CAPÍTULO VIII
El señor de la eternidad

Que puedas ir hacia la escalera del Grande, [var: la gran escalera]

que puedas ir a la gran ciudad,

que puedas generar tu calor sobre la tierra,

que puedas convertirte en Osiris.

(CT I, 12 a. C.)

«Salud, Osiris, señor de la eternidad, rey de los dioses, de los numerosos nombres, de las transmutaciones [Kheperu] sagradas, de las formas secretas de los templos».

Con cinco calificativos breves y precisos queda definido el campo simbólico del más célebre dios egipcio, Osiris. La estela del Louvre núm. C 286, con fecha de la XVIII dinastía, nos proporciona estas pistas. Basándonos en este completo documento intentaremos esclarecer algunas de las funciones de Osiris.[20]

En primer lugar, ¿cómo podemos justificar la «celebridad» de Osiris, un nombre familiar incluso para quienes lo ignoran todo sobre Egipto? La respuesta parece ser a la vez externa e interna a la civilización faraónica. Interna, porque la palabra «Osiris» ha adquirido a lo largo del tiempo un valor global que se aplica al hombre divinizado, al que se llamaba «Osiris tal», de modo que cualquier hombre podía convertirse en Osiris en la medida que superaba los ritos de purificación y de renacimiento. El Osiris esencial, sin embargo, es el rey en persona, en cuanto se presenta como su propio Padre; él fue el primero en trazar el camino de Osiris, que es al mismo tiempo un ascenso a los cielos y un descenso a los infiernos. A menudo podemos leer, de la pluma de algunos egiptólogos, que la iniciación osiríaca del faraón se «democratizó» durante el Imperio medio, de manera que todos los egipcios y no sólo el rey resultasen beneficiarios de ella. Esta interpretación no parece demasiado «modernista», pues somete los grandes principios religiosos a circunstancias políticas a las cuales nunca estuvieron sometidos de manera tan simplista. Aunque hoy día no es posible dar una explicación totalmente satisfactoria de esta «transferencia» de ritos de Osiris, sí es cierto, no obstante, que es el rey el que se identifica eternamente con la divinidad, incluso a través del hombre individual. A nuestro entender, el Osiris rey significa la realización espiritual del individuo egipcio, que así puede participar de la grandeza desplegada en la teología faraónica del Imperio antiguo. Mejor que de una «transferencia» podríamos hablar de una participación más claramente expresada en la aventura de Osiris.

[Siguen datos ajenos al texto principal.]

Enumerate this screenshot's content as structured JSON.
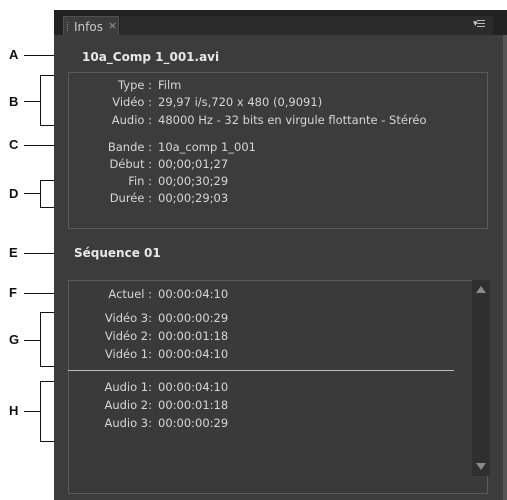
{
  "panel": {
    "tab_label": "Infos",
    "tab_close": "×",
    "menu_icon": "panel-menu-icon"
  },
  "clip": {
    "title": "10a_Comp 1_001.avi",
    "type_label": "Type :",
    "type_value": "Film",
    "video_label": "Vidéo :",
    "video_value": "29,97 i/s,720 x 480 (0,9091)",
    "audio_label": "Audio :",
    "audio_value": "48000 Hz - 32 bits en virgule flottante - Stéréo",
    "tape_label": "Bande :",
    "tape_value": "10a_comp 1_001",
    "start_label": "Début :",
    "start_value": "00;00;01;27",
    "end_label": "Fin :",
    "end_value": "00;00;30;29",
    "duration_label": "Durée :",
    "duration_value": "00;00;29;03"
  },
  "sequence": {
    "title": "Séquence 01",
    "current_label": "Actuel :",
    "current_value": "00:00:04:10",
    "video_tracks": [
      {
        "label": "Vidéo 3:",
        "value": "00:00:00:29"
      },
      {
        "label": "Vidéo 2:",
        "value": "00:00:01:18"
      },
      {
        "label": "Vidéo 1:",
        "value": "00:00:04:10"
      }
    ],
    "audio_tracks": [
      {
        "label": "Audio 1:",
        "value": "00:00:04:10"
      },
      {
        "label": "Audio 2:",
        "value": "00:00:01:18"
      },
      {
        "label": "Audio 3:",
        "value": "00:00:00:29"
      }
    ]
  },
  "callouts": [
    "A",
    "B",
    "C",
    "D",
    "E",
    "F",
    "G",
    "H"
  ],
  "colors": {
    "panel_bg": "#3c3c3c",
    "text": "#d6d6d6",
    "callout_line": "#111111"
  }
}
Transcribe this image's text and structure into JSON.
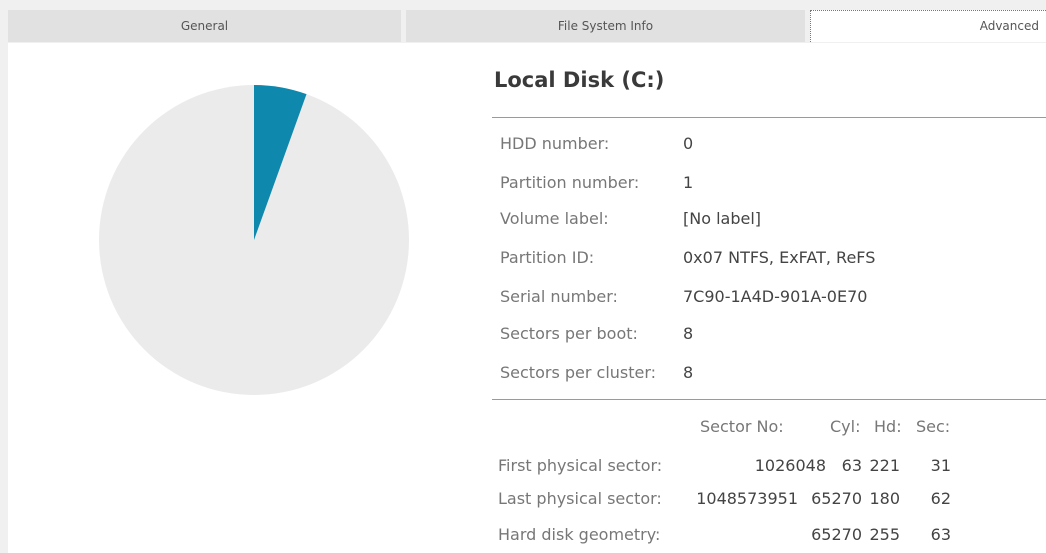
{
  "tabs": [
    {
      "label": "General"
    },
    {
      "label": "File System Info"
    },
    {
      "label": "Advanced",
      "active": true
    }
  ],
  "pie": {
    "used_fraction": 0.055,
    "used_color": "#0f88ad",
    "free_color": "#ebebeb"
  },
  "disk_title": "Local Disk (C:)",
  "info": [
    {
      "label": "HDD number:",
      "value": "0"
    },
    {
      "label": "Partition number:",
      "value": "1"
    },
    {
      "label": "Volume label:",
      "value": "[No label]"
    },
    {
      "label": "Partition ID:",
      "value": "0x07 NTFS, ExFAT, ReFS"
    },
    {
      "label": "Serial number:",
      "value": "7C90-1A4D-901A-0E70"
    },
    {
      "label": "Sectors per boot:",
      "value": "8"
    },
    {
      "label": "Sectors per cluster:",
      "value": "8"
    }
  ],
  "geometry": {
    "headers": {
      "sector": "Sector No:",
      "cyl": "Cyl:",
      "hd": "Hd:",
      "sec": "Sec:"
    },
    "rows": [
      {
        "label": "First physical sector:",
        "sector": "1026048",
        "cyl": "63",
        "hd": "221",
        "sec": "31"
      },
      {
        "label": "Last physical sector:",
        "sector": "1048573951",
        "cyl": "65270",
        "hd": "180",
        "sec": "62"
      },
      {
        "label": "Hard disk geometry:",
        "sector": "",
        "cyl": "65270",
        "hd": "255",
        "sec": "63"
      }
    ]
  }
}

Sea como fuere, Osiris reviste para los egipcios un valor fundamental, ya que asume la función de juez divino ante la balanza de la Verdad. Frente a él, el hombre interior se revela por completo y relaciona su acción personal con la acción universal. Para el pueblo, Osiris es el «dios bueno» que permite atravesar las barreras de lo desconocido y garantizar un destino póstumo de acuerdo con los méritos personales de cada individuo y con su carácter moral. Osiris recibe un potencial creciente de afectividad y de esperanza, que devuelve a los hombres en forma de consuelo. Este aspecto del dios es sin duda el menos profundo, y en las épocas turbias de la civilización egipcia se exageró hasta enmascarar las funciones creadoras esenciales de las demás divinidades y del propio Osiris. Así llegamos a las repercusiones que son, de alguna manera, externas a Egipto; Osiris, al convertirse en el bien, el bueno, el dios sensible a los sufrimientos humanos, acabó por oponerse al mal y a las tinieblas. Notemos, de paso, que esta oposición nunca fue un aspecto auténtico del pensamiento egipcio. Más bien se trata de una deformación resultado de los «excesos» afectivos de la religión osiríaca decadente que se infiltró a continuación, bajo formas más o menos evidentes, en determinado cristianismo. De todas las divinidades egipcias, Osiris parece la más accesible al hombre occidental moderno, puesto que en él encuentra una sensibilidad, una voluntad que tiende hacia el bien y lo justo, la noción de recompensa y de falta que el judeocristianismo desarrolló al máximo, con lo que elevó una barrera casi infranqueable entre las religiones cristianas y las religiones del mundo antiguo. No debemos lamentar este desvío del sentido profundo de Osiris, puesto que precisamente es el modo de derribar la barrera y de tender un puente entre nuestra mentalidad y la espiritualidad egipcia; intentemos sencillamente olvidar al Osiris sentimental e introducirnos en la inteligencia del Osiris divino.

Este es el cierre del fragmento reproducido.